Tenía razón. Es «Si un cuerpo encuentra a otro cuerpo, cuando van entre el centeno», pero entonces no lo sabía.
- Creí que era, «Si un cuerpo coge a otro cuerpo» -le dije-, pero, verás. Muchas veces me imagino que hay un montón de niños jugando en un campo de centeno. Miles de niños. Y están solos, quiero decir que no hay nadie mayor vigilándolos. Sólo yo. Estoy al borde de un precipicio y mi trabajo consiste en evitar que los niños caigan a él. En cuanto empiezan a correr sin mirar adónde van, yo salgo de donde esté y los cojo. Eso es lo que me gustaría hacer todo el tiempo. Vigilarlos. Yo sería el guardián entre el centeno. Te parecerá una tontería, pero es lo único que de verdad me gustaría hacer. Sé que es una locura.

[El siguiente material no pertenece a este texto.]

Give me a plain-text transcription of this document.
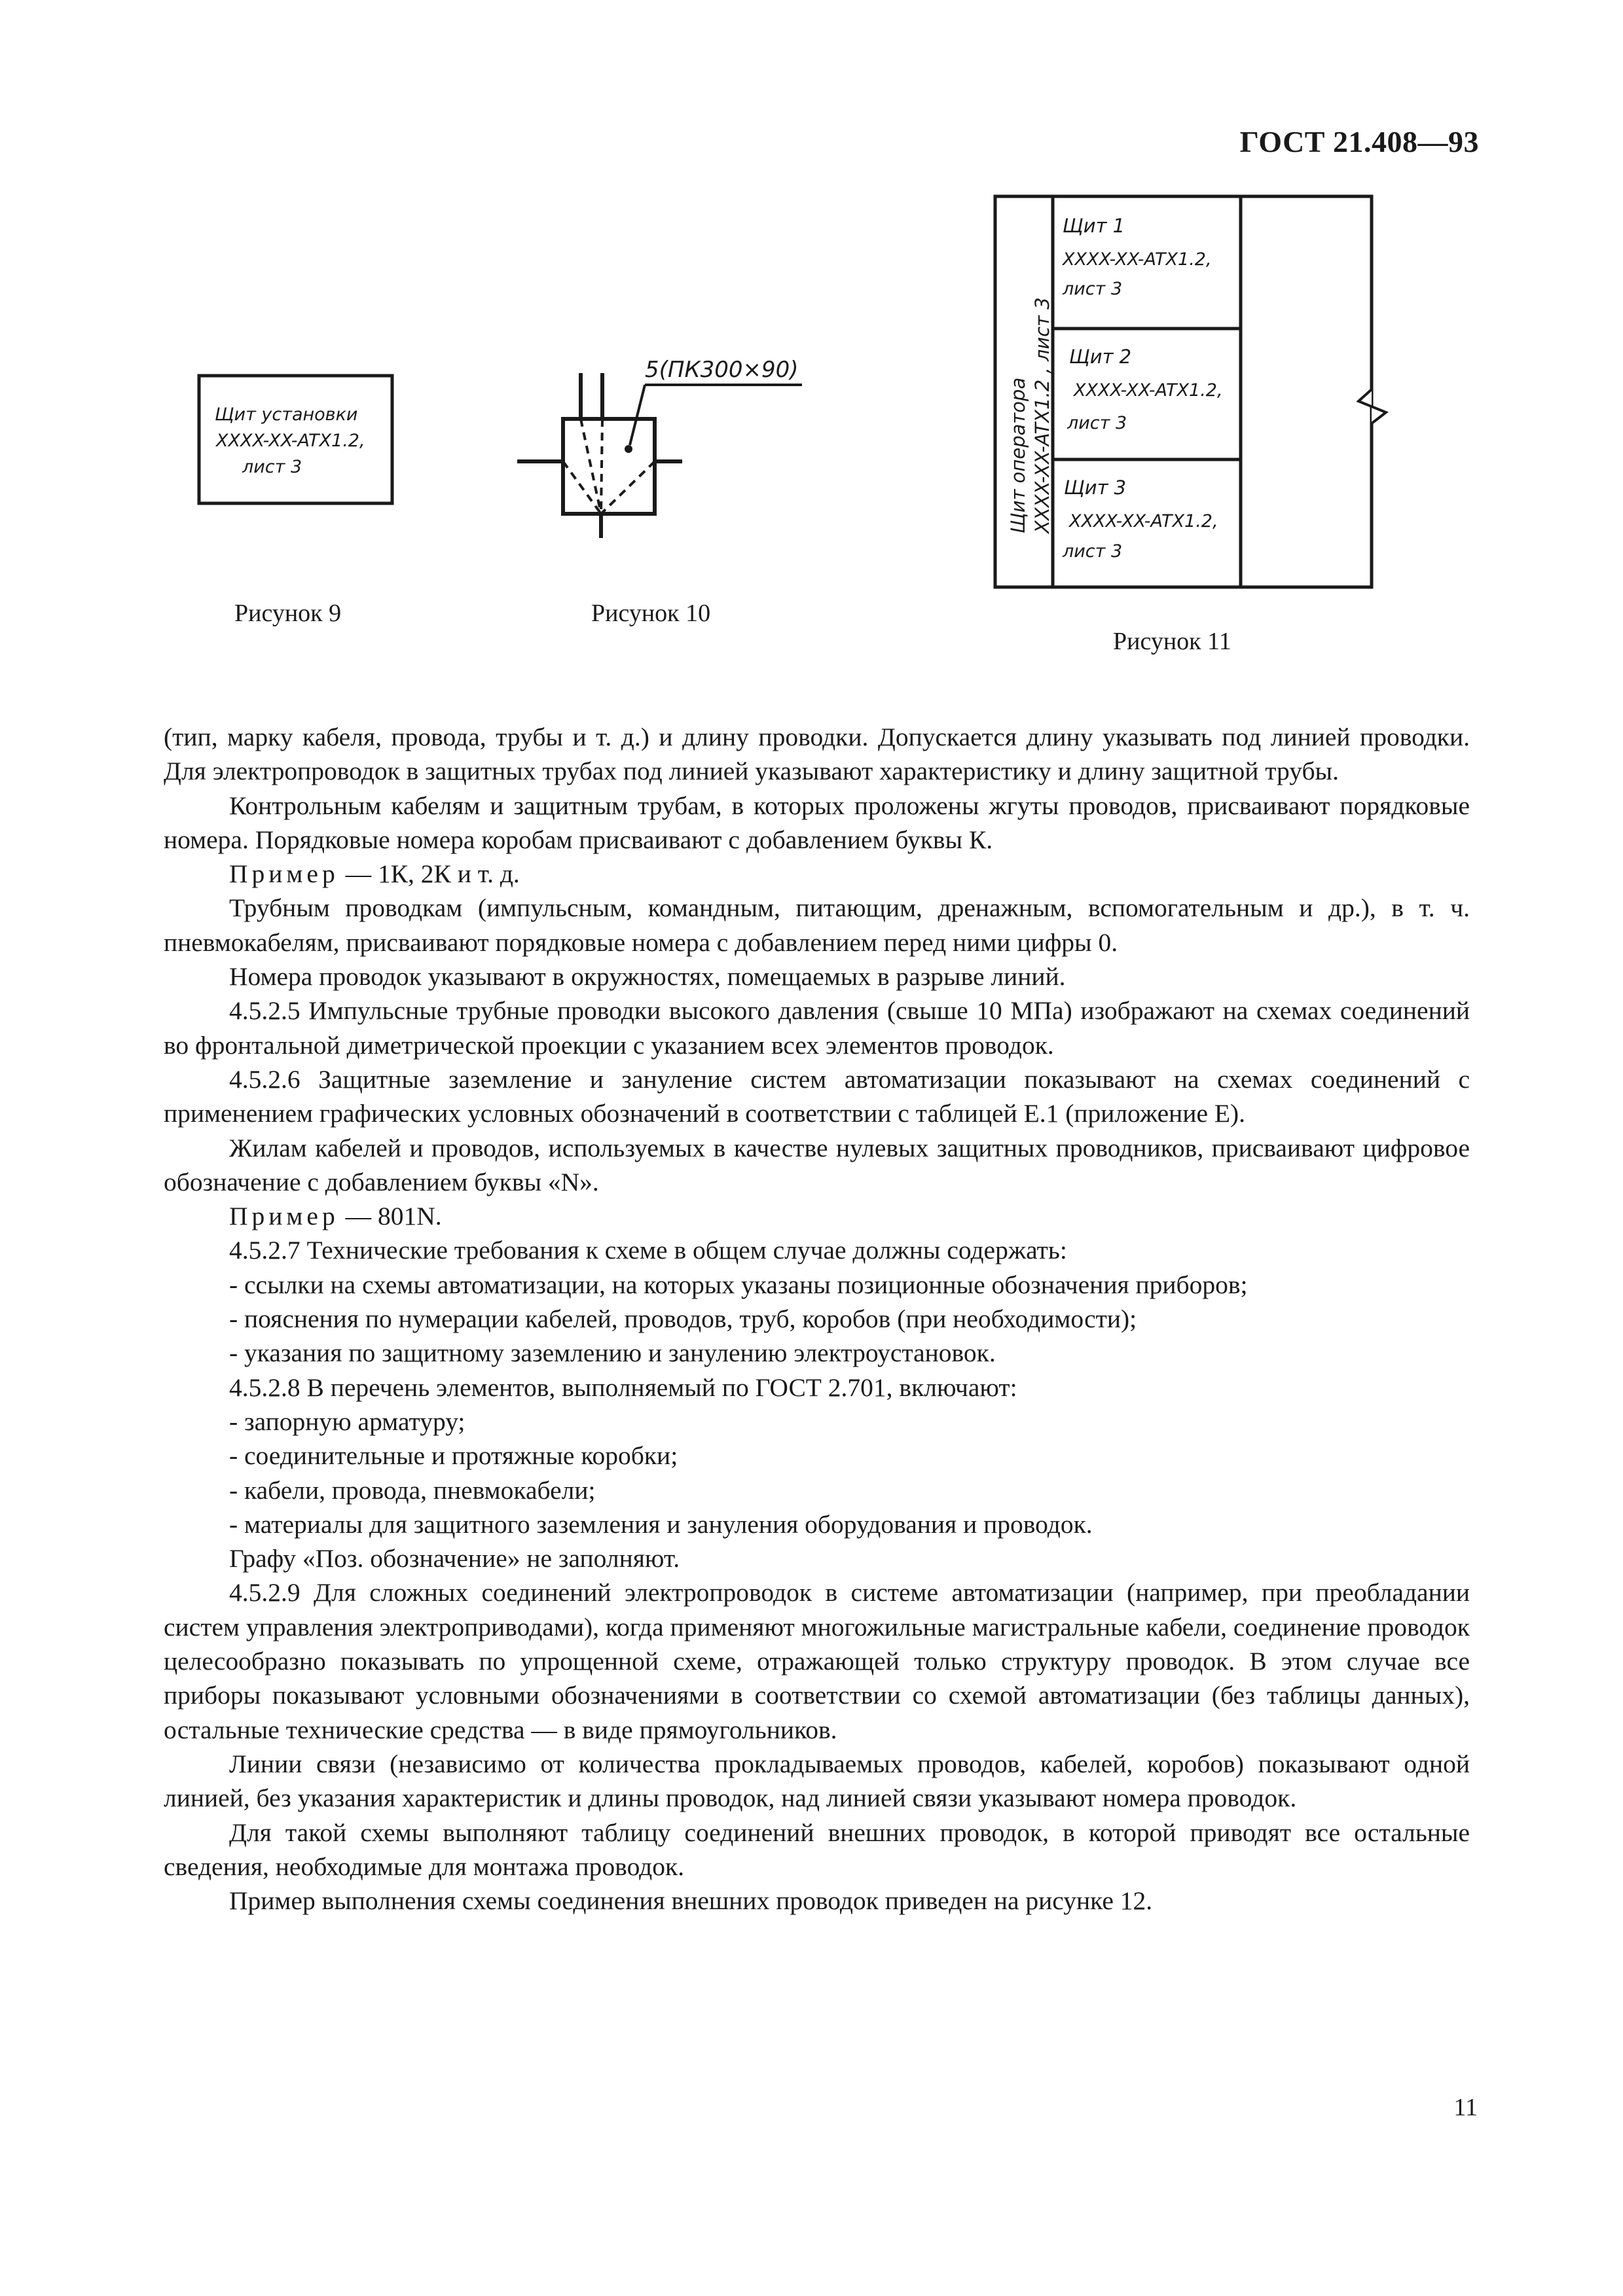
ГОСТ 21.408—93
Щит установки
XXXX-XX-ATX1.2,
лист 3
Рисунок 9
5(ПК300×90)
Рисунок 10
Щит оператора XXXX-XX-ATX1.2 , лист 3
Щит 1
XXXX-XX-ATX1.2,
лист 3
Щит 2
XXXX-XX-ATX1.2,
лист 3
Щит 3
XXXX-XX-ATX1.2,
лист 3
Рисунок 11

(тип, марку кабеля, провода, трубы и т. д.) и длину проводки. Допускается длину указывать под линией проводки. Для электропроводок в защитных трубах под линией указывают характеристику и длину защитной трубы.

Контрольным кабелям и защитным трубам, в которых проложены жгуты проводов, присваивают порядковые номера. Порядковые номера коробам присваивают с добавлением буквы К.

Пример — 1К, 2К и т. д.

Трубным проводкам (импульсным, командным, питающим, дренажным, вспомогательным и др.), в т. ч. пневмокабелям, присваивают порядковые номера с добавлением перед ними цифры 0.

Номера проводок указывают в окружностях, помещаемых в разрыве линий.

4.5.2.5 Импульсные трубные проводки высокого давления (свыше 10 МПа) изображают на схемах соединений во фронтальной диметрической проекции с указанием всех элементов проводок.

4.5.2.6 Защитные заземление и зануление систем автоматизации показывают на схемах соединений с применением графических условных обозначений в соответствии с таблицей Е.1 (приложение Е).

Жилам кабелей и проводов, используемых в качестве нулевых защитных проводников, присваивают цифровое обозначение с добавлением буквы «N».

Пример — 801N.

4.5.2.7 Технические требования к схеме в общем случае должны содержать:

- ссылки на схемы автоматизации, на которых указаны позиционные обозначения приборов;

- пояснения по нумерации кабелей, проводов, труб, коробов (при необходимости);

- указания по защитному заземлению и занулению электроустановок.

4.5.2.8 В перечень элементов, выполняемый по ГОСТ 2.701, включают:

- запорную арматуру;

- соединительные и протяжные коробки;

- кабели, провода, пневмокабели;

- материалы для защитного заземления и зануления оборудования и проводок.

Графу «Поз. обозначение» не заполняют.

4.5.2.9 Для сложных соединений электропроводок в системе автоматизации (например, при преобладании систем управления электроприводами), когда применяют многожильные магистральные кабели, соединение проводок целесообразно показывать по упрощенной схеме, отражающей только структуру проводок. В этом случае все приборы показывают условными обозначениями в соответствии со схемой автоматизации (без таблицы данных), остальные технические средства — в виде прямоугольников.

Линии связи (независимо от количества прокладываемых проводов, кабелей, коробов) показывают одной линией, без указания характеристик и длины проводок, над линией связи указывают номера проводок.

Для такой схемы выполняют таблицу соединений внешних проводок, в которой приводят все остальные сведения, необходимые для монтажа проводок.

Пример выполнения схемы соединения внешних проводок приведен на рисунке 12.

11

En El Guardián entre el Centeno, Holden Caulfield, un joven de diecisiete años, después de haber sido expulsado de varios colegios por no ser buen estudiante, decide marcharse de su casa. Durante su viaje, a través de un monólogo interno, Holden Caulfield narra todos los sentimientos que vive al no ser comprendido por sus padres, ni por la sociedad.

El monólogo es una de las muchas vías en la que los autores y los artistas describen sentimientos con los que generalmente el lector o espectador se identifica. A través del monólogo, el autor obtiene la capacidad de escribir sentimientos de una manera sinestésica, al igual que la oportunidad de desahogarse sobre temas trascendentales.